Many of you were probably unaware Jon Kitna had retired from the NFL. (He did, back in January after wrapping his 15th season.)
Kitna wasted no time in moving on with his life, embarking on a new career as a high school math teacher and football coach in Tacoma, Wash.
"I knew football was over," Kitna told KJR-AM radio in Seattle (via SportsRadioInterviews.com). "Whether it was starting to teach or whatever, my time was done. I was blessed to play as long as I played and never imagined it going as long as it did."
Kitna teaches at the same school where his son will be a freshman in the fall. He jumped right into the job mid-year to ensure a sense of normalcy for his family. Kitna never expected to have an extended NFL career, and always thought he'd be a math teacher. Football had merely delayed the inevitable.

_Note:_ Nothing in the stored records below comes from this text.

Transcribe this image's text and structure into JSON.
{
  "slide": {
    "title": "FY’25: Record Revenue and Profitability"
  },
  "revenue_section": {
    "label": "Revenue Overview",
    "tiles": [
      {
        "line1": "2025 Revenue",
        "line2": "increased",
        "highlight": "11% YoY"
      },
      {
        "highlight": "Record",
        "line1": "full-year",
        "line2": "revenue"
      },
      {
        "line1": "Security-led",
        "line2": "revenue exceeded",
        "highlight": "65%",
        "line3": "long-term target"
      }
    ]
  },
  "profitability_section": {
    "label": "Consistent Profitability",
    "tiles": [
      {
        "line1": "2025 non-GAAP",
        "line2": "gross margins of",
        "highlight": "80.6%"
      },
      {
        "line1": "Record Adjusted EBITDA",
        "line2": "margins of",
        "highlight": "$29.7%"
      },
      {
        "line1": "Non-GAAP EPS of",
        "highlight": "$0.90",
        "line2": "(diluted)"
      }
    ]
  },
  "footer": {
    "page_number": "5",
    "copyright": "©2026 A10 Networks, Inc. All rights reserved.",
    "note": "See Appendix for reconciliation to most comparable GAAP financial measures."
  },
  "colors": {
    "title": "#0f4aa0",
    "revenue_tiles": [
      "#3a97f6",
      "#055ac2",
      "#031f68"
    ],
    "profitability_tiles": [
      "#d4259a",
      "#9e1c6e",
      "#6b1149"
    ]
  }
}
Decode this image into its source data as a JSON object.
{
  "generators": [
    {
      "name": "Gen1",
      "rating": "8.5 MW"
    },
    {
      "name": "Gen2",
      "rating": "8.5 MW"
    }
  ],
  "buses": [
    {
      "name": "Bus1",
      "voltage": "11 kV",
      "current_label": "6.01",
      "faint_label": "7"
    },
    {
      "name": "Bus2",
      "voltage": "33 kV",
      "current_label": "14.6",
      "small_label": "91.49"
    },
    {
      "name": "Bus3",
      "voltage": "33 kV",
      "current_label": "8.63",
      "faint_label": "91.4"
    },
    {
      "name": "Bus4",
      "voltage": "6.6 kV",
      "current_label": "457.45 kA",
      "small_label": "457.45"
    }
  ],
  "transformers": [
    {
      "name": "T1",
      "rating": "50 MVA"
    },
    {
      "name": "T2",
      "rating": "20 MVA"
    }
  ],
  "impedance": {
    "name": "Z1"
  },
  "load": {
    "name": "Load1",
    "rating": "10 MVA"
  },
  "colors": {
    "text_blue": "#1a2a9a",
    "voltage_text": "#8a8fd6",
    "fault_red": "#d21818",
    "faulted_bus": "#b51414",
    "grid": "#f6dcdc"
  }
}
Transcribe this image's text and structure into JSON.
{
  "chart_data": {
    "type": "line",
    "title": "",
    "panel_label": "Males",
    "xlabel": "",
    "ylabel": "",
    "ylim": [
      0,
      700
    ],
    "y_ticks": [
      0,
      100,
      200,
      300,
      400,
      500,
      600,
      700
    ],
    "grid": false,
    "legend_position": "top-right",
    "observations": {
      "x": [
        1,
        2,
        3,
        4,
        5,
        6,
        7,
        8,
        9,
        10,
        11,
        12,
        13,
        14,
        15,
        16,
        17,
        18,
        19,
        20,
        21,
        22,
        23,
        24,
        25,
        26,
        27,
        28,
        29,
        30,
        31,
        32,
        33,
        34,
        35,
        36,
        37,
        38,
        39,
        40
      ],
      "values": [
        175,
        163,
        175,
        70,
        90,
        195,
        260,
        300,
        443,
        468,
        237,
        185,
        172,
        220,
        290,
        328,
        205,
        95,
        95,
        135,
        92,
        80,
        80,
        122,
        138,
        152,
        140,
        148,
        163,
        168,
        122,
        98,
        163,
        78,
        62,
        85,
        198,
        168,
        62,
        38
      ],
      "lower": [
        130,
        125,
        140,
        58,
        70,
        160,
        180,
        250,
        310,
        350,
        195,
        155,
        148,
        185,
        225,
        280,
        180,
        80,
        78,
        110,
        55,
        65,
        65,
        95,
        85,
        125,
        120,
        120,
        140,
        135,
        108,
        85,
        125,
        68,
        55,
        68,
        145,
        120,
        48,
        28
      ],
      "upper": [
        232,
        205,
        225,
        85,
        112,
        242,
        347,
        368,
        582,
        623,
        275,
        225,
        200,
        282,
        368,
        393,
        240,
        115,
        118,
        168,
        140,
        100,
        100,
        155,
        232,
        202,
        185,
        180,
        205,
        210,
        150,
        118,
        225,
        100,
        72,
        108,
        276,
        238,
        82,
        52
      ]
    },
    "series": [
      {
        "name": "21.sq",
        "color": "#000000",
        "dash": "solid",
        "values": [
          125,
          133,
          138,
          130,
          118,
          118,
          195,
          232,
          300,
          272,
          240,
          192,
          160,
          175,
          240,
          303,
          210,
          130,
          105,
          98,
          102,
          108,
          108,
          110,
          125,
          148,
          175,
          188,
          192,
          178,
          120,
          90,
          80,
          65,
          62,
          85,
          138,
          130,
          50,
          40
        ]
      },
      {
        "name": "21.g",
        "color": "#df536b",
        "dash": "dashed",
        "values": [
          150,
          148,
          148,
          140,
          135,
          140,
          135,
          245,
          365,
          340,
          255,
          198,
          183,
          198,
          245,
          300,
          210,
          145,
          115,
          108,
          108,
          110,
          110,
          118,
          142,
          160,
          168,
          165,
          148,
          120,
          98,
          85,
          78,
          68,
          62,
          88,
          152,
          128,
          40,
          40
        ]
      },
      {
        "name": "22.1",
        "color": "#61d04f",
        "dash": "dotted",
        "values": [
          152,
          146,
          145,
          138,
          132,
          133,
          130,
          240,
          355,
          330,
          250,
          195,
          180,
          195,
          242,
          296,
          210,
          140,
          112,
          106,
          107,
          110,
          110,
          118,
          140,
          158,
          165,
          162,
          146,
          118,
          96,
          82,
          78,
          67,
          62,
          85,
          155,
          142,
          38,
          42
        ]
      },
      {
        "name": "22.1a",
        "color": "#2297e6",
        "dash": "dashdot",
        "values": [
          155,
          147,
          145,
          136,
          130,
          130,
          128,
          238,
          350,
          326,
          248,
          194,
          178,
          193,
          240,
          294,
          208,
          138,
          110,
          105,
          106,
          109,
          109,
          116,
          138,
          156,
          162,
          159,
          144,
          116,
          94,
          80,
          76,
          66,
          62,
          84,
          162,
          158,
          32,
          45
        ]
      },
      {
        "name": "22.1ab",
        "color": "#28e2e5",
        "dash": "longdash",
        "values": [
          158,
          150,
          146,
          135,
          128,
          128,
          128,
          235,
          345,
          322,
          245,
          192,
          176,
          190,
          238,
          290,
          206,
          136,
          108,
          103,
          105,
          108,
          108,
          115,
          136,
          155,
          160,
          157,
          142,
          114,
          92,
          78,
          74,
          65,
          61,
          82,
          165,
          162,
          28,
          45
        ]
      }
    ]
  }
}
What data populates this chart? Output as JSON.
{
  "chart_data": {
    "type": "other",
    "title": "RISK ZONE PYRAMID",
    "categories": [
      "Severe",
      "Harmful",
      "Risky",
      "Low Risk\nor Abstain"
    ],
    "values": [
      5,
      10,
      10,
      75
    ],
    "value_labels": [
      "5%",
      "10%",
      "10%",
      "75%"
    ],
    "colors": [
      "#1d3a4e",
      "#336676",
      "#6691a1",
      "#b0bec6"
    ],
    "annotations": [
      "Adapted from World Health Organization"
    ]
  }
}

"Well, that was my degree, and I enjoy it. I enjoy math," he said. "I've found it much more difficult than I thought coming back here. And I've always felt like I had a healthy respect for teachers, but now I feel like I just have even more."
Don't expect Kitna to get Brett Favre-esque pangs for a return to the game. With his troublesome back becoming more of an issue in recent years, he told the Dallas Cowboys he could no longer be counted on as a backup to Tony Romo.
Kitna's playing days are done, but he has embraced the idea of molding young men as a coach.
"My vision is to run a football program that focuses on training the young man, not the football player," he said. "We call it being a transformational coach as opposed to a transactional coach. Coaching character and integrity through the avenue of high-school football and producing better young men as they graduate and move on."
We sometimes hear negative stories about players who struggle to make the transition to life after the NFL, but Kitna shows that it can be done, when a gameplan is already in place.